The restaurant offers several fresh sushi items so we chose the King Crab Roll. Another very good dish.
But hey, if you’re on vacation you’ve got to order dessert, right? So we did. They brought us the Lemon Tart with Burnt Meringue. As a pastry school graduate, I appreciate a well conceived and executed dessert. This tasted as good as it looked.
So all in all The Rooftop by Gordon Ramsay did not disappoint. The menu, though not large, is very well thought out and has something that will appeal to all diners. Everything is fresh and flavorful and beautifully plated. But it’s the view of the city that is the real winner here. For that brief ninety minutes I felt like I experienced what it is that makes LA that hip, cool place that the rest of America thinks it is.
Huckleberry Hounded – Huckleberry Cafe & Bakery/Santa MonicaPosted: 02/07/2011 Filed under: Restaurants, Santa Monica, Westside | Tags: Breads, brunch, cafe, Huckleberry Cafe 4 Comments
My good friends Lauren and Cindy have hounded me for so long to make the trip to Huckleberry Cafe & Bakery in Santa Monica. Knowing how I love my bread and pastries, they couldn’t believe that I’d never been there. Since we were going to a vintage clothing fair at the Civic Center, we thought this would be the perfect opportunity. Cue the California sunshine, blue skies and cool breezes. It’s February, the dead of winter everywhere else, and it’s 80 degrees in Santa Monica.
I’m an ambience kind of girl. Yes, the food is the focus, but I love when I walk into a joint, and it makes me feel comfortable and welcome. That’s how I would describe Huckleberry. It was the height of brunch service and the place was packed with hip urban types, young and old. We had to wait a little while to get seated, but once we did, the place was buzzing with a mellow energy.
To place your order one must stand in a long line. But this gave me the chance to view everything on the shelves, counters and cases. Oh Lawdy! Breads and pastries everywhere. Huckleberry makes all their baked goods right there on site. In fact, we could see their pastry chefs kneading their breads as the kitchen was open to public view. I felt like I was at one of the elementary school bake sales I used to go to as a child. Amazing crusty breads and ciabatta’s, hearty cakes, cookies, cupcakes and muffins. See, this is what appeals to me. I’m not a fan of fancy French pastries, I love good ol’ homestyle goodies. Like mama used to bake, right?
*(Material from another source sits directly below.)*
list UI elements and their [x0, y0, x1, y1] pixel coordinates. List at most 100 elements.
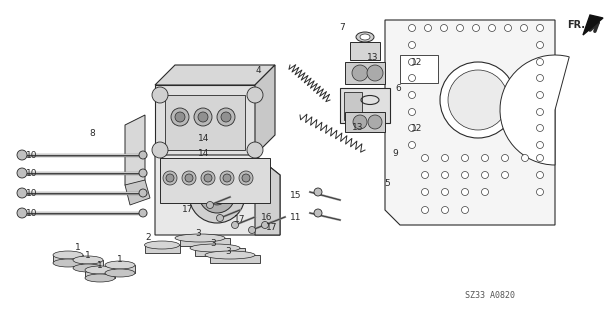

As I made my way through this line I was enticed by fresh made salads, rustic sandwiches and baked goods as far as the eye could see. What to do, what to do!!! I finally decided on the cured salmon platter, with red onion, arugula, cucumber and cream cheese on country toast. Good choice. Simple, but so darn good. But, I would have to finish off the meal with a sweet. So I opted for a whole wheat scone. Scones can tend to be dry and crumbly, but this hit the spot.
The girls and I finished our brunch feeling very content as we left, and continued on our way for a fun day of shopping.